Song and dance


It’s nearly showtime at Imagination Theater, where the dreams of young and old are about to unfold in a musical holiday show.

Story by Nicholas Drake • Photos by David Calvert

Up the steps the little feet scurry, landing center stage in a circle. The piping sounds of young voices fill the air as family, friends and patrons of Imagination Theater settle into their seats with hot chocolate and cool cider. The singers warm up but peek to see where mom, dad, grandma or grandpa might be.

Concessioners, ticket-takers and stagehands are at the ready. The magical and humorous tale of “Madeline’s Christmas” is about to unfold. It’s holiday time in Placerville, California, where being a part of the theater is a rite of passage for the town of 10,389 residents.


“My favorite part of performing is being with all the other cast members,” says Gianna Kaldunski, who has the lead role of Madeline. “We’re like one big family.”

The 11-year-old has summed up the attraction. Family is at the heart of it all in Placerville. It’s a place where you make friends for life even when you’ve just met.

“I think all the girls are fun and nice,” says 9-year-old Charlotte Loeprich, who plays the part of Kate in her fifth theater performance. “It’s better than school.”

An usher walks up the center aisle, whispering, “Find your seats everyone. The show is about to begin.”

Stage lights burst brightly on cue as the cast of 16 masterfully unwraps the story of young Madeline taking care of her bedridden boarding schoolmates at Christmastime. The 1956 book by Ludwig Bemelmans springs to life as the audience basks in the glow of the holiday presentation.

Thirteen girls, two women, and one man make up this year’s holiday cast, along with a trio of understudies. The crew hits all the right notes and turns the small community theater production into joyful celebration. As the energetic Madeline, Kaldunski weaves the storyline of attending to her schoolmates’ many comical requests with aplomb. All the girls have the flu and may not make it home to their families for Christmas.


“That little 16-inch riser changes lives,” says Peter Wolfe, who co-founded Imagination Theater with fellow thespian and fellow Placerville Kiwanian Lanny Langston. “It’s my greatest delight to watch it all happen.”

The duo launched an idea in 1999 to bring topnotch productions like “Les Misérables” and “Our Town” to the Placerville community. The collective applause has been deafening. Averaging 20 performances of four or five shows a year, the venture now enters its third decade a runaway success.

“I’ve been acting since I was seven years old,” says Langston. “I love acting and I love working with fellow actors, especially the talent we have right here in El Dorado County.”

On stage this night, these talents shine with humor, hubris and drama. The adult actors portraying Miss Clevel, Mrs. Murphy and Monsieur Brun interact seamlessly with the kids taking on the roles of Madeline, Simone, Anne and Amy. Everyone in the cast is having a blast, and the audience is entranced.

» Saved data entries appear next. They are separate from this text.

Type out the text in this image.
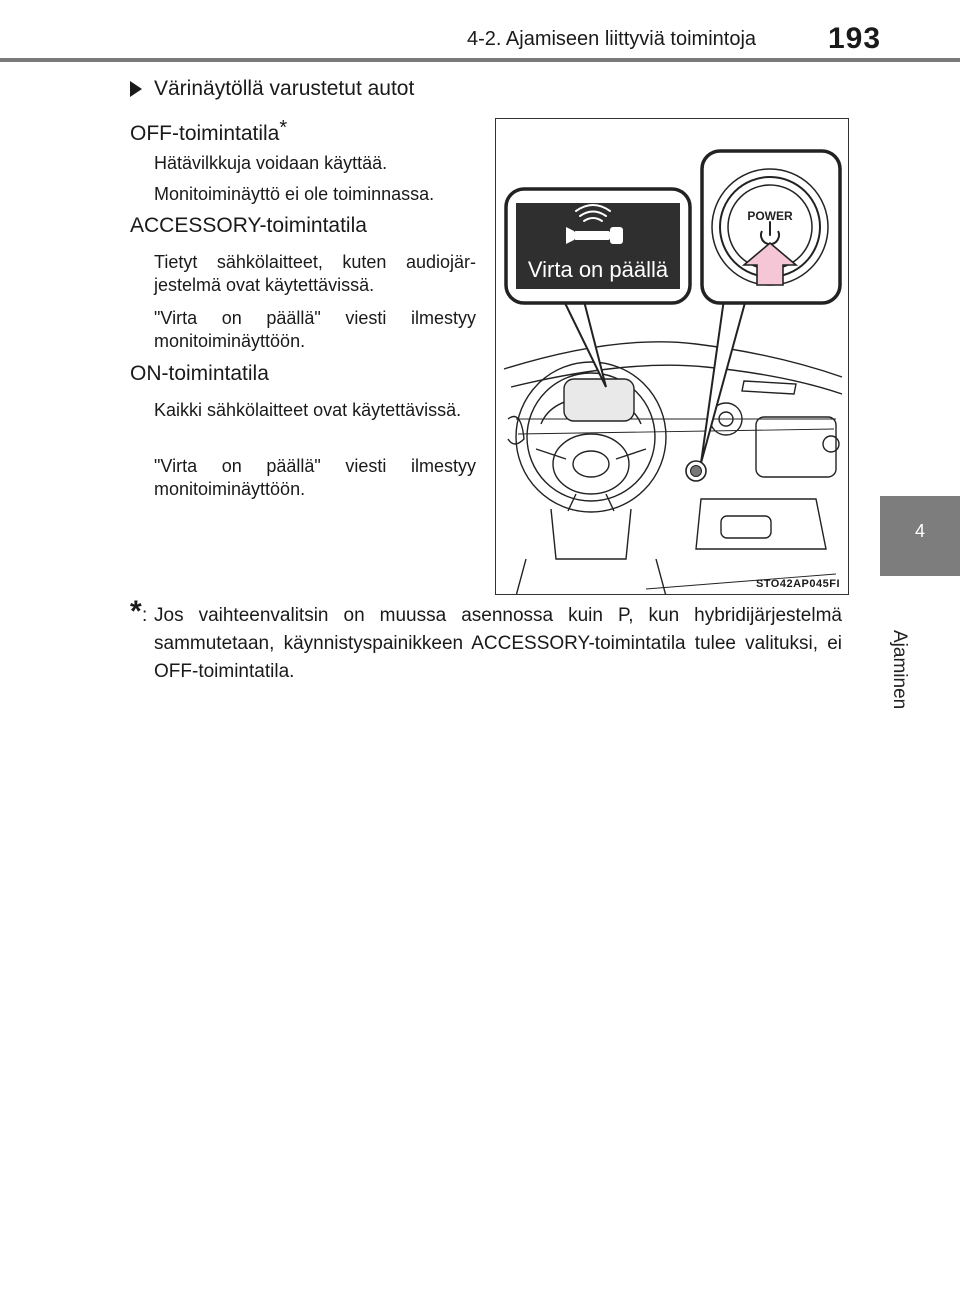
4-2. Ajamiseen liittyviä toimintoja 193
4
Ajaminen
Värinäytöllä varustetut autot
OFF-toimintatila*
Hätävilkkuja voidaan käyttää.
Monitoiminäyttö ei ole toiminnassa.
ACCESSORY-toimintatila
Tietyt sähkölaitteet, kuten audiojärjestelmä ovat käytettävissä.
"Virta on päällä" viesti ilmestyy monitoiminäyttöön.
ON-toimintatila
Kaikki sähkölaitteet ovat käytettävissä.
"Virta on päällä" viesti ilmestyy monitoiminäyttöön.
Virta on päällä
POWER
STO42AP045FI
* : Jos vaihteenvalitsin on muussa asennossa kuin P, kun hybridijärjestelmä sammutetaan, käynnistyspainikkeen ACCESSORY-toimintatila tulee valituksi, ei OFF-toimintatila.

There’s a gentle, telling moment in the play when cast members look at one another and give pause to the enormity of what they are doing with a knowing giggle. They quickly compose themselves and move on to the next unveiling of Madeline’s story.

Intermission breaks up the audience laughter as attendees head to the lobby for snacks and beverages. There’s a buzz about the show. “It’s going so well!” says one proud parent to another. “They really have that Christmas spirit up there tonight,” says another.

People in Placerville quickly bond over shared family experiences. The greetings and smiles in the lobby are immediate and embracing. Wolfe and Langston know everyone on a personal basis.

“Peter’s the artistic guy, the guru of sets and the director for many of our productions,” says Langston. “We’re a perfect match to make this whole thing a success.”

Placervillians certainly think so, if the response to tonight’s show is any indication. As the onstage story resumes, the magical rug merchant Harsha finds a way to get the schoolgirls back home in time for Christmas.

The play kicks up a beat as the cast strolls into the audience for a dazzling number. Friends and family wink at their favorite actors singing just a few feet away from them. The familiarity between the players and the attendees is palpable. It should be. There’s a role for all in this setting.

“It really is a family affair,” says Becca Kaldunski, assistant director of “Madeline’s Christmas” and mother of Gianna. “My son, Jayce, played the lead role when Imagination Theater staged ‘Oliver’ in 2014. Lanny got him interested in taking part in theater. … It’s a wonderful experience.”


A dozen or so Placerville Kiwanians perfect tonight’s performance by hanging decorations, painting backdrops and taking tickets at the door. 

“We’re a pretty close-knit group,” Wolfe says. “Proceeds from tonight’s performance will go to our club. In turn, we’ll donate to The Eliminate Project, Kiwanis International’s global campaign toward eliminating maternal and neonatal tetanus.”

As the show winds down, the enthusiasm soars on stage. The story closes with the girls getting home for Christmas but reuniting back at boarding school, where they bond over the entire adventure.

The curtain closes on “Madeline’s Christmas” for another successful Imagination Theater performance. The cast reemerges to take a bow.

Merry Christmas, Placerville. You have a good thing going on there.